Besides Tamil is just a label for a continuously changing dialect. Tolkappiyar would jump in the well hearing your uneducated tamil men and women speak their free-flowing madras tamil instead of splitting hairs over his hard grammatical pure tamil. People of the 10th century would not agree that the uneducated tamil people of today speak tamil at all. People of the 1st century would not agree with the speech of the people of the 10th century. Anything else is political brainwashing.
>>As compred to these uneducated people the educated ones like us trying to split hairs with each word can not speak one sentence in Tamiz without using English words.<<
The uneducated people are speaking pure free-flowing tamil according to you coz they dont know, and we are the ones having the most difficulty speaking it because we "know better". Right?
>>Probably because of this easy and smooth flow, Tamiz has been a living language for more than 2000 years.<<
Tamil is just a label for a continuously changing set of dialects, nothing more nothing less. I could as well rename Hindi, Vedic and Proto-Indo-European as Sanskrit and say that Sanskrit has been living for more than 5000 years.
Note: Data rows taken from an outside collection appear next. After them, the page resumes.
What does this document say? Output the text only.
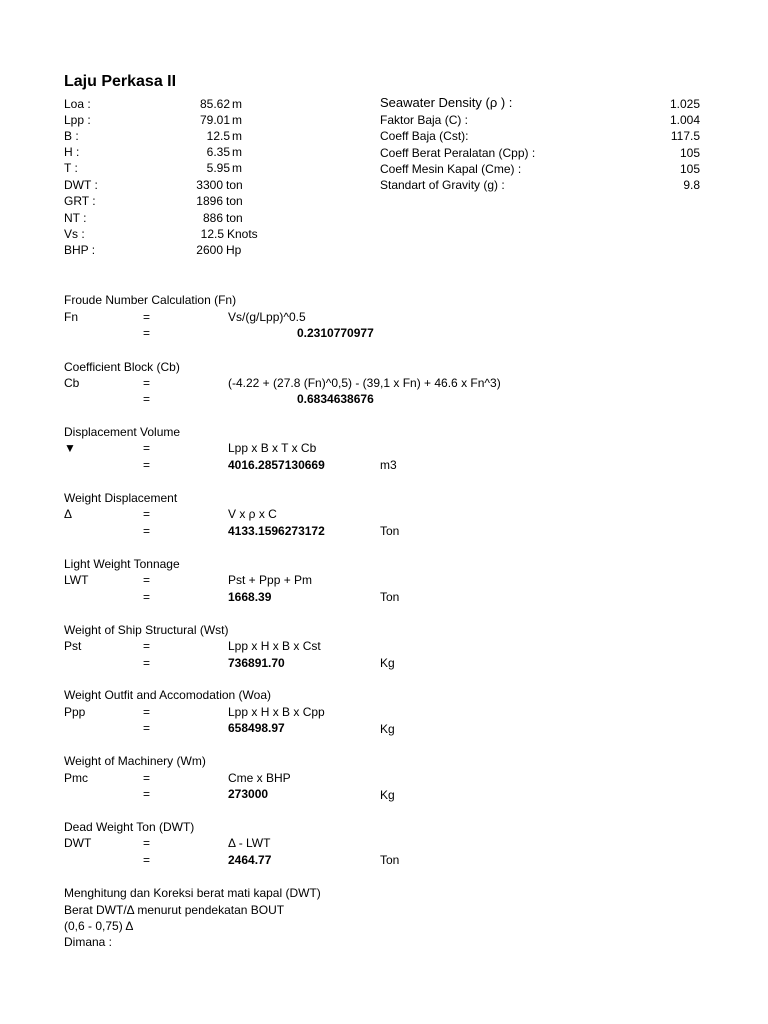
Laju Perkasa II
Loa :	85.62 m
Lpp :	79.01 m
B :	12.5 m
H :	6.35 m
T :	5.95 m
DWT :	3300 ton
GRT :	1896 ton
NT :	886 ton
Vs :	12.5 Knots
BHP :	2600 Hp
Seawater Density (ρ ) :	1.025
Faktor Baja (C) :	1.004
Coeff Baja (Cst):	117.5
Coeff Berat Peralatan (Cpp) :	105
Coeff Mesin Kapal (Cme) :	105
Standart of Gravity (g) :	9.8
Froude Number Calculation (Fn)
Fn	=	Vs/(g/Lpp)^0.5
=	0.2310770977
Coefficient Block (Cb)
Cb	=	(-4.22 + (27.8 (Fn)^0,5) - (39,1 x Fn) + 46.6 x Fn^3)
=	0.6834638676
Displacement Volume
▼	=	Lpp x B x T x Cb
=	4016.2857130669	m3
Weight Displacement
Δ	=	V x ρ x C
=	4133.1596273172	Ton
Light Weight Tonnage
LWT	=	Pst + Ppp + Pm
=	1668.39	Ton
Weight of Ship Structural (Wst)
Pst	=	Lpp x H x B x Cst
=	736891.70	Kg
Weight Outfit and Accomodation (Woa)
Ppp	=	Lpp x H x B x Cpp
=	658498.97	Kg
Weight of Machinery (Wm)
Pmc	=	Cme x BHP
=	273000	Kg
Dead Weight Ton (DWT)
DWT	=	Δ - LWT
=	2464.77	Ton
Menghitung dan Koreksi berat mati kapal (DWT)
Berat DWT/Δ menurut pendekatan BOUT
(0,6 - 0,75) Δ
Dimana :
Or I could rename French as Latin and say that Latin has been living for 3000 years. Today's Tamil is poles apart from the tamil of 2000 years back. The name of these languages is the only thing that has remained constant. Oh no, even that has become tamiL. It is not even the same language that was spoken 2000 years back, it is a different language altogether, as much as Vedic was to Sanskrit and Sanskrit was to Prakrits and Prakrits to modern Indian languages. It needs education to tell apart the differences, and if you believe tamil now is the same language as the language which was called tamil 2000 years back, then you may find your place among your pet uneducated tamil men and women that you so adore. They are totally different in all respects, so much so that one needs explanations to understand tiruvalluvar and tolkappiyam. And I dont even think Tiruvalluvar & Tolkappiyar lived 2000 years back to start with (if you go by Iravatham Mahadevan's research). He says the pulli (dot) which tolkappiyam mentions did not exist in the tamil brahmi (earliest tamil script) until the 7th century. This agrees well with the evidence of other dravidian grammatical literature starting from the 7th century onwards (i.e telugu and kannada).
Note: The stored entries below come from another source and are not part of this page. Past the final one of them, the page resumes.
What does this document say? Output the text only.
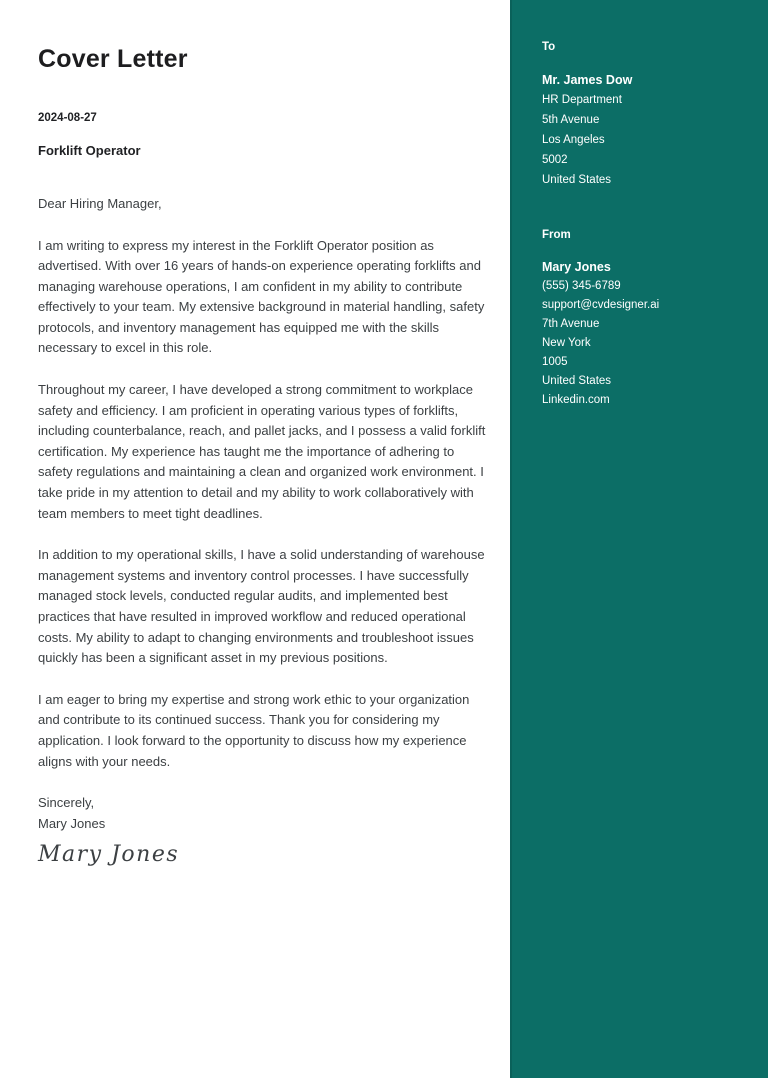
Cover Letter
2024-08-27
Forklift Operator

Dear Hiring Manager,

I am writing to express my interest in the Forklift Operator position as advertised. With over 16 years of hands-on experience operating forklifts and managing warehouse operations, I am confident in my ability to contribute effectively to your team. My extensive background in material handling, safety protocols, and inventory management has equipped me with the skills necessary to excel in this role.

Throughout my career, I have developed a strong commitment to workplace safety and efficiency. I am proficient in operating various types of forklifts, including counterbalance, reach, and pallet jacks, and I possess a valid forklift certification. My experience has taught me the importance of adhering to safety regulations and maintaining a clean and organized work environment. I take pride in my attention to detail and my ability to work collaboratively with team members to meet tight deadlines.

In addition to my operational skills, I have a solid understanding of warehouse management systems and inventory control processes. I have successfully managed stock levels, conducted regular audits, and implemented best practices that have resulted in improved workflow and reduced operational costs. My ability to adapt to changing environments and troubleshoot issues quickly has been a significant asset in my previous positions.

I am eager to bring my expertise and strong work ethic to your organization and contribute to its continued success. Thank you for considering my application. I look forward to the opportunity to discuss how my experience aligns with your needs.

Sincerely,
Mary Jones
Mary Jones
To
Mr. James Dow
HR Department
5th Avenue
Los Angeles
5002
United States
From
Mary Jones
(555) 345-6789
support@cvdesigner.ai
7th Avenue
New York
1005
United States
Linkedin.com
>>As compred to these uneducated people the educated ones like us trying to split hairs with each word can not speak one sentence in Tamiz without using English words.<<
Again you are reversing the roles. It needs education to speak pure tamil. It is easy to remain uneducated and have a don't care a damn attitude.
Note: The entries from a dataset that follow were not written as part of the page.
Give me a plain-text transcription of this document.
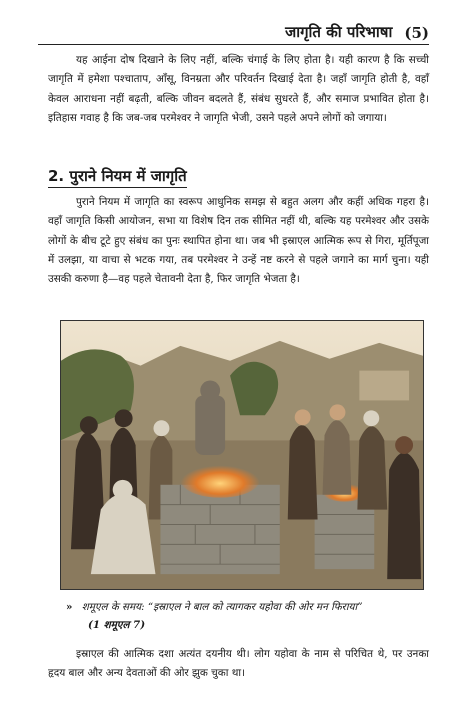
जागृति की परिभाषा (5)

यह आईना दोष दिखाने के लिए नहीं, बल्कि चंगाई के लिए होता है। यही कारण है कि सच्ची जागृति में हमेशा पश्चाताप, आँसू, विनम्रता और परिवर्तन दिखाई देता है। जहाँ जागृति होती है, वहाँ केवल आराधना नहीं बढ़ती, बल्कि जीवन बदलते हैं, संबंध सुधरते हैं, और समाज प्रभावित होता है। इतिहास गवाह है कि जब-जब परमेश्वर ने जागृति भेजी, उसने पहले अपने लोगों को जगाया।

2. पुराने नियम में जागृति

पुराने नियम में जागृति का स्वरूप आधुनिक समझ से बहुत अलग और कहीं अधिक गहरा है। वहाँ जागृति किसी आयोजन, सभा या विशेष दिन तक सीमित नहीं थी, बल्कि यह परमेश्वर और उसके लोगों के बीच टूटे हुए संबंध का पुनः स्थापित होना था। जब भी इस्राएल आत्मिक रूप से गिरा, मूर्तिपूजा में उलझा, या वाचा से भटक गया, तब परमेश्वर ने उन्हें नष्ट करने से पहले जगाने का मार्ग चुना। यही उसकी करुणा है—वह पहले चेतावनी देता है, फिर जागृति भेजता है।

» शमूएल के समय: “इस्राएल ने बाल को त्यागकर यहोवा की ओर मन फिराया”
(1 शमूएल 7)

इस्राएल की आत्मिक दशा अत्यंत दयनीय थी। लोग यहोवा के नाम से परिचित थे, पर उनका हृदय बाल और अन्य देवताओं की ओर झुक चुका था।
>>I wonder if your Tamiz teacher taught you and your class mates the following two kuRaLs without Da and Ta.<<
Yes she did.
>>You have been empnatically maintaing that the soft sounds like ga, ja, da, Da,& ba were not existing in old Tamiz.<<
I have revised my opinion on that. They perhaps did exist in old tamil (50-50 chance), but certainly did not exist in proto-tamil (which was some form of Dravidian). They may have started being used newly by the time the tamil alphabet system was devised, which is perhaps why they were not included in the alphabet system as they were considered to be mistakes in pronounciation. They gained wider acceptability later but did not find the need to change the script since they were included as allophones of the same sound.